A number of questions remain to be explored in relation to the ideas presented in this chapter. For example, as noted earlier, many of the techniques presented here are not normally conceptualized as changing interpretation biases, and although from a conceptual perspective they may be expected to change such biases, whether they in fact do so is not known. Greater investigation of the effect of such techniques in isolation on cognitive processes such as interpretation biases would help clarify this. Second, the extent to which imagery may enhance such techniques is also largely based on theoretical considerations and clinical intuition, and has not been investigated systematically (with a few exceptions, e.g. McEvoy et al., 2015; van Teffelen et al., 2021). Third, in relation to cognitive training techniques, while approaches such as imagery-based CBM-I show promise in reducing negative interpretation biases and symptoms of psychopathology, most of the clinical studies are at relatively early phases of translational research, and larger pragmatic trials would be needed to make confident claims about their effectiveness or clinical utility (for an overview of the stepwise process in the context of translational research, see Chap. 2 by Cludius and Ehring). Further, exactly how they might be most clinically useful is not yet clear (e.g. Blackwell, 2020b). For example, it may be that imagery CBM is best seen as a potential adjunctive intervention to other treatments, or it could possibly have a useful role to play as stand-alone low-intensity self-help intervention.
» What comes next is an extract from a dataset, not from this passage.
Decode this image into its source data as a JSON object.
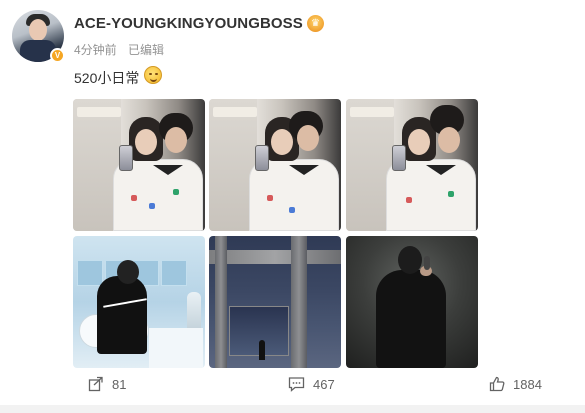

A somewhat bigger question, that goes beyond the remit of this chapter, is a more fundamental one about the relationship between imagery and interpretation biases, or rather episodic memory and interpretation biases. As noted earlier, interpretation biases may simply be the output of representations commonly described as beliefs or schemas (Arntz, 2020), in line with Beck’s cognitive model (Beck, 1976). These in turn may in part be contributed to by, or even represented as, episodic memories (Brewin, 2006). Thus imagery-based representations may be fundamental to at least some manifestations of interpretation biases. For example, an interpretation of a friend’s lack of contact as meaning that they do not like you could be the result of an involuntary memory popping to mind that makes this idea “feel” true. From this perspective, creating positive representations in memory that may be easily accessed may be a more effective method of changing such biases than targeting the apparent biased cognitive processing itself. In fact, this has been speculated to be a potential mechanism of imagery CBM (Blackwell & Holmes, 2017) and is the direct aim of other cognitive training procedures such as competitive memory training (COMET; Korrelboom et al., 2009). To elaborate, if we are intending to directly change biased processing we might aim to instil processing rules such as “in the context of ambiguity, retrieve/generate a positive interpretation” or “accept positive interpretations that occur, reject negative ones”; conversely, if we are intending to change the underlying representations we might not aim to change this level of processing, but rather aim to make it more likely that positive interpretations will be retrieved or generated – and then accepted – by changing the source material from which these interpretations arise (see Arntz, 2020, for more detailed consideration). However, this question of how interpretation biases are best conceptualized and most effectively changed goes beyond the scope of a single chapter in this volume.

Regardless of how this more fundamental question is resolved, and when, both the basic science underlying mental imagery and the research conducted so far indicate great potential in using it to change interpretation biases. In fact, in the face of any approach to change interpretation biases one could usefully ask “could mental imagery be used to enhance this technique” (Blackwell, 2021). This of course cannot be assumed and requires systematic testing, but is a question with potential to open many fruitful avenues for research and clinical practice.